Financial literacy begins in childhood through counting, playing with pretend money, etc. and develops through adulthood. School-age children know about saving, spending, and some start earning, whether through chores or other paid work, including part-time jobs. But it’s one thing to know how to make money and save, but it’s another thing to learn it’s importance and how to make a financial plan.
You can contribute to your child’s financial success by providing the learning foundation. Start anytime. It seems appropriate with a discussion of the key economic concepts below.
Saving can start very early in a child’s life, including with a piggy bank. Once in school, you can take your child to a bank to set up a student savings account. In doing this, you can explain how savings accounts keep money safe, allow for interest to be earned, and can provide a buffer against future expenses.
When opening the account with your child, make sure they know the purpose of the account, whether it be for savings or for purchases. Make sure a discussion about privacy comes up including the importance of keeping the password private and what to do if a debit card is lost or stolen. It’s never too early to discuss post-secondary tuition fees and future vehicles as potential significant goals.
It’s important that children know how to distinguish between ‘needs’ and ‘wants’ and how to evaluate each potential purchase this way. Discuss how money saved today might be better spent on other opportunities in the future.
Go to the shopping mall together with your child only with a purpose, to avoid getting sidetracked with unexpected impulse buys. Be sure to try on or try out an item at the store before purchasing it and consider looking elsewhere before making a decision, including online. Discuss how to compare value between items, services and stores. Suggest a break away from the mall before making a high-cost decision. In this cooling-off period, your son or daughter may more easily part from the desired item.
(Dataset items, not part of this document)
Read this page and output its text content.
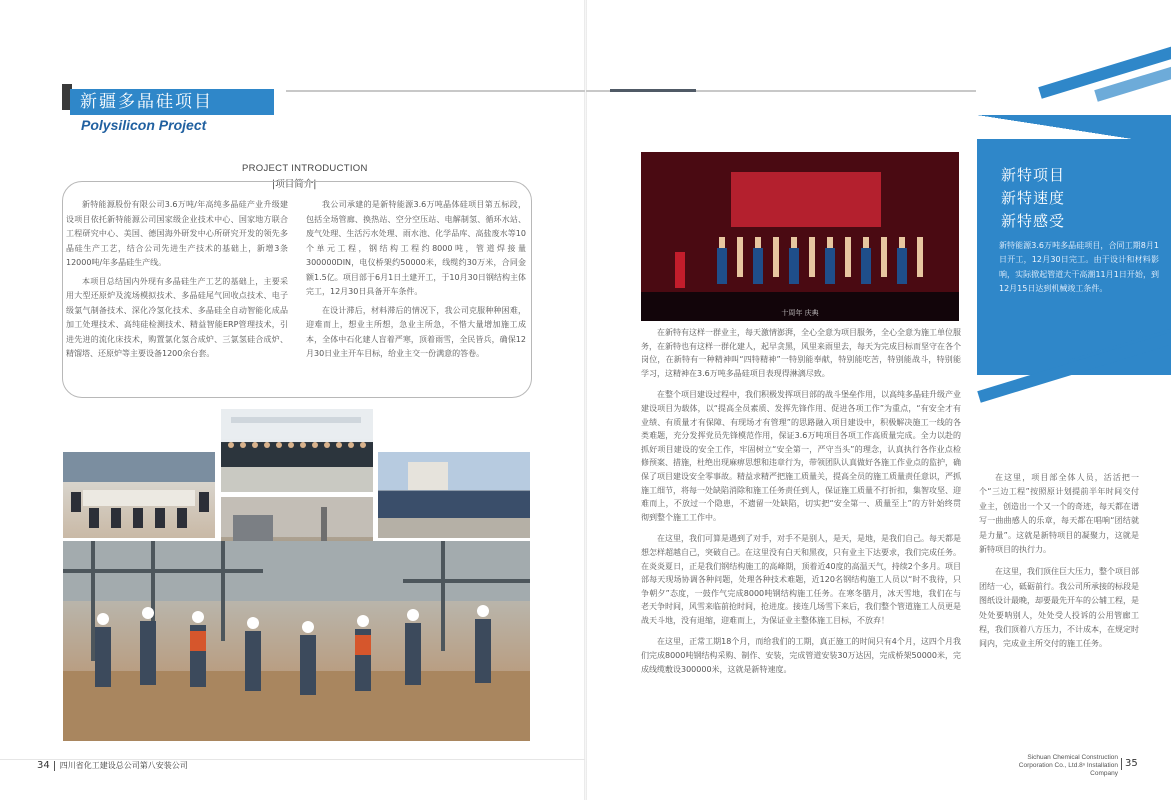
新疆多晶硅项目
Polysilicon Project
PROJECT INTRODUCTION
|项目简介|

新特能源股份有限公司3.6万吨/年高纯多晶硅产业升级建设项目依托新特能源公司国家级企业技术中心、国家地方联合工程研究中心、美国、德国海外研发中心所研究开发的领先多晶硅生产工艺，结合公司先进生产技术的基础上，新增3条12000吨/年多晶硅生产线。

本项目总结国内外现有多晶硅生产工艺的基础上，主要采用大型还原炉及流场模拟技术、多晶硅尾气回收点技术、电子级氯气制备技术、深化冷氢化技术、多晶硅全自动智能化成品加工处理技术、高纯硅检测技术、精益智能ERP管理技术，引进先进的流化床技术，购置氯化氢合成炉、三氯氢硅合成炉、精馏塔、还原炉等主要设备1200余台套。

我公司承建的是新特能源3.6万吨晶体硅项目第五标段，包括全场管廊、换热站、空分空压站、电解制氢、循环水站、废气处理、生活污水处理、雨水池、化学品库、高盐废水等10个单元工程，钢结构工程约8000吨，管道焊接量300000DIN，电仪桥架约50000米，线缆约30万米，合同金额1.5亿。项目部于6月1日土建开工，于10月30日钢结构主体完工，12月30日具备开车条件。

在设计滞后，材料滞后的情况下，我公司克服种种困难，迎难而上，想业主所想，急业主所急，不惜大量增加施工成本，全体中石化建人盲着严寒，顶着雨雪，全民皆兵，确保12月30日业主开车目标，给业主交一份满意的答卷。

34 四川省化工建设总公司第八安装公司
十周年 庆典

在新特有这样一群业主，每天激情澎湃，全心全意为项目服务，全心全意为施工单位服务，在新特也有这样一群化建人，起早贪黑，风里来雨里去，每天为完成目标而坚守在各个岗位，在新特有一种精神叫“四特精神”一特别能奉献，特别能吃苦，特别能战斗，特别能学习，这精神在3.6万吨多晶硅项目表现得淋漓尽致。

在整个项目建设过程中，我们积极发挥项目部的战斗堡垒作用，以高纯多晶硅升级产业建设项目为载体，以“提高全员素质、发挥先锋作用、促进各项工作”为重点，“有安全才有业绩、有质量才有保障、有现场才有管理”的思路融入项目建设中，积极解决施工一线的各类难题，充分发挥党员先锋模范作用，保证3.6万吨项目各项工作高质量完成。全力以赴的抓好项目建设的安全工作，牢固树立“安全第一，严守当头”的理念，认真执行各作业点检修预案、措施，杜绝出现麻痹思想和违章行为，带领团队认真做好各施工作业点的监护，确保了项目建设安全零事故。精益求精严把施工质量关，提高全员的施工质量责任意识，严抓施工细节，将每一处缺陷消除和施工任务责任到人，保证施工质量不打折扣，集智攻坚、迎难而上，不放过一个隐患，不遗留一处缺陷，切实把“安全第一、质量至上”的方针始终贯彻到整个施工工作中。

在这里，我们可算是遇到了对手，对手不是别人，是天，是地，是我们自己。每天都是想怎样超越自己，突破自己。在这里没有白天和黑夜，只有业主下达要求，我们完成任务。在炎炎夏日，正是我们钢结构施工的高峰期，顶着近40度的高温天气，持续2个多月。项目部每天现场协调各种问题，处理各种技术难题，近120名钢结构施工人员以“时不我待，只争朝夕”态度，一鼓作气完成8000吨钢结构施工任务。在寒冬腊月，冰天雪地，我们在与老天争时间，风雪来临前抢时间，抢进度。接连几场雪下来后，我们整个管道施工人员更是战天斗地，没有退缩，迎难而上，为保证业主整体施工目标，不放弃！

在这里，正常工期18个月，而给我们的工期，真正施工的时间只有4个月，这四个月我们完成8000吨钢结构采购、制作、安装，完成管道安装30万达因，完成桥架50000米，完成线缆敷设300000米，这就是新特速度。

新特项目
新特速度
新特感受
新特能源3.6万吨多晶硅项目，合同工期8月1日开工，12月30日完工。由于设计和材料影响，实际掀起管道大干高潮11月1日开始，到12月15日达到机械竣工条件。

在这里，项目部全体人员，活活把一个“三边工程”按照原计划提前半年时间交付业主，创造出一个又一个的奇迹，每天都在谱写一曲曲感人的乐章，每天都在唱响“团结就是力量”。这就是新特项目的凝聚力，这就是新特项目的执行力。

在这里，我们顶住巨大压力，整个项目部团结一心，砥砺前行。我公司所承接的标段是图纸设计最晚，却要最先开车的公辅工程，是处处要呐别人，处处受人投诉的公用管廊工程，我们顶着八方压力，不计成本，在规定时间内，完成业主所交付的施工任务。

Sichuan Chemical Construction
Corporation Co., Ltd.8ⁿ Installation Company
35
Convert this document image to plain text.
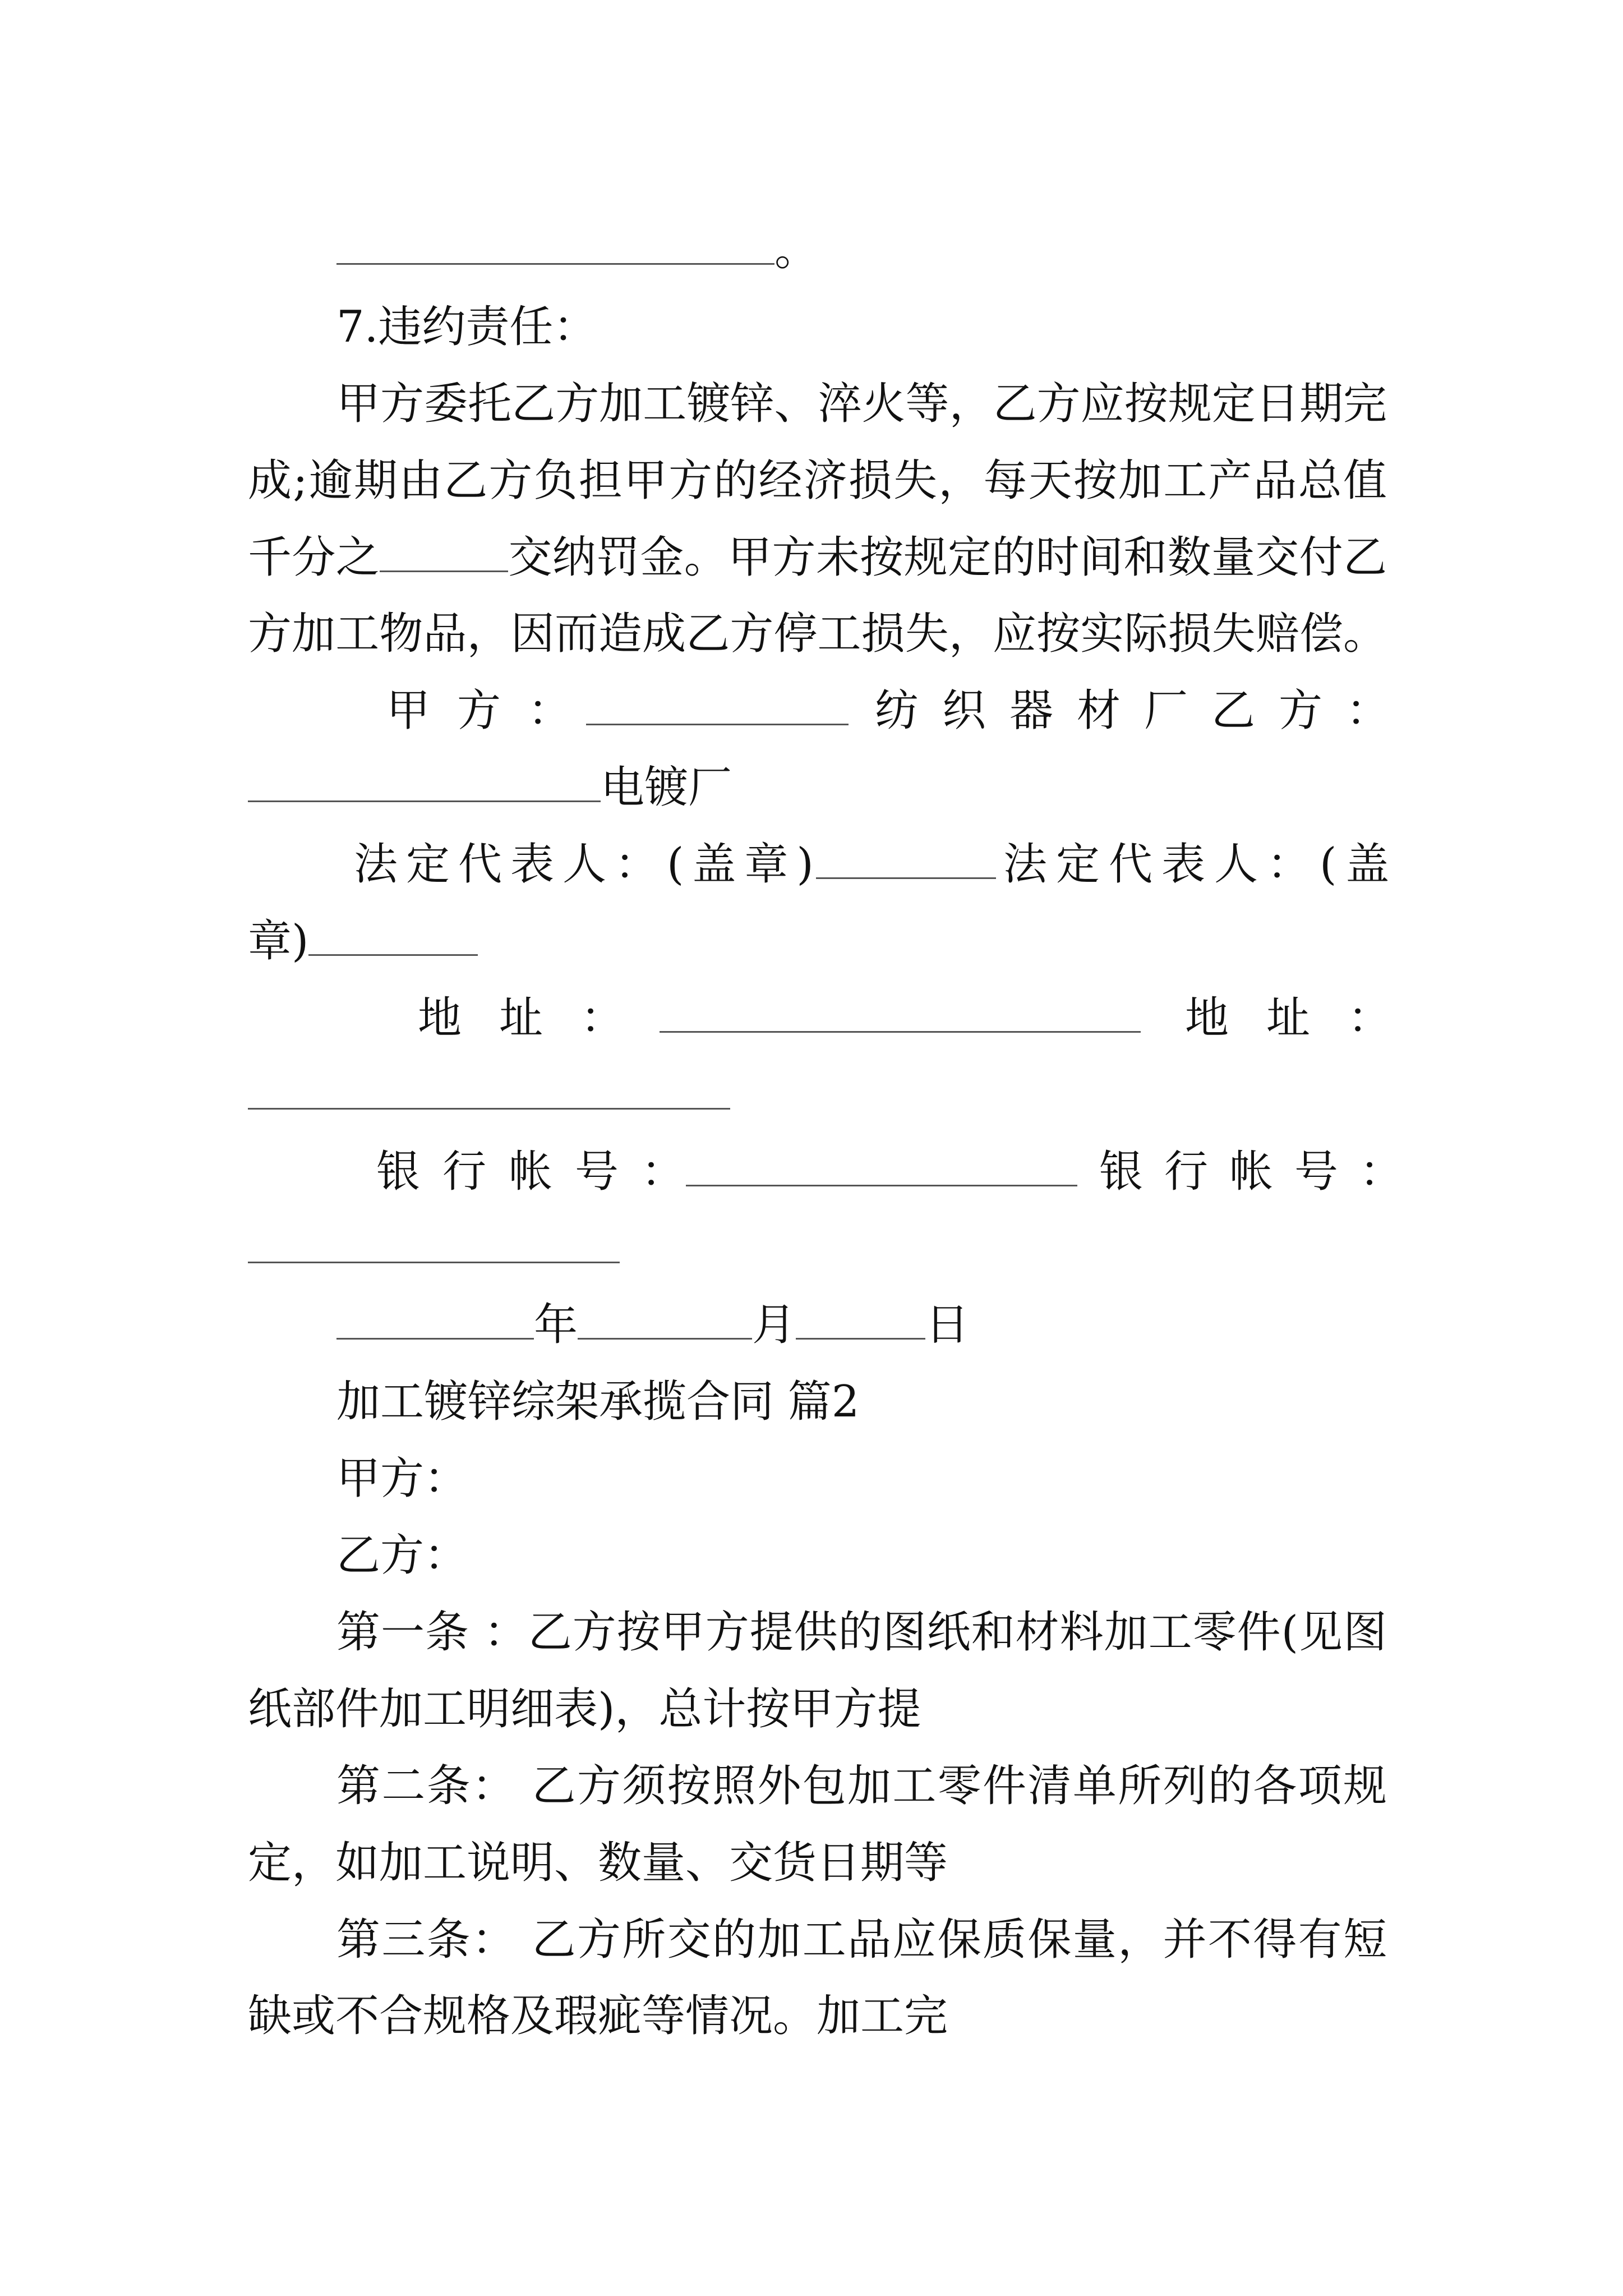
。
7.违约责任：
甲方委托乙方加工镀锌、淬火等，乙方应按规定日期完
成;逾期由乙方负担甲方的经济损失，每天按加工产品总值
千分之	交纳罚金。甲方未按规定的时间和数量交付乙
方加工物品，因而造成乙方停工损失，应按实际损失赔偿。
甲方：	纺织器材厂乙方：
电镀厂
法定代表人：(盖章)	法定代表人：(盖
章)
地址：	地址：
银行帐号：	银行帐号：
年	月	日
加工镀锌综架承揽合同 篇2
甲方：
乙方：
第一条 ：乙方按甲方提供的图纸和材料加工零件(见图
纸部件加工明细表)，总计按甲方提
第二条： 乙方须按照外包加工零件清单所列的各项规
定，如加工说明、数量、交货日期等
第三条： 乙方所交的加工品应保质保量，并不得有短
缺或不合规格及瑕疵等情况。加工完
If you want to provide your children with an allowance, provide a monthly or seasonal allowance for clothing, meals and entertainment to allow your child to practice independent budgeting within that allowance. Another good suggestion is to teach your children about giving to charities at a young age as well.
Once your child is old enough to earn their own money, creating a budget is imperative. Budgeting is an excellent way to help your teen prioritize and start making choices about how to save and spend money. It is valuable to make even a basic spreadsheet of how much your teen has collected and what it costs to buy desired goods and services, spread out monthly. Maintaining a spreadsheet of money coming in and out each month can help your teen to track expenses and make better spending choices consciously.
I know that it might seem too early to start teaching your little ones about budgeting and saving, but I believe that they are never too young. As mentioned above, even playing “store” with your children will start to give them a sense of the importance of understanding finances.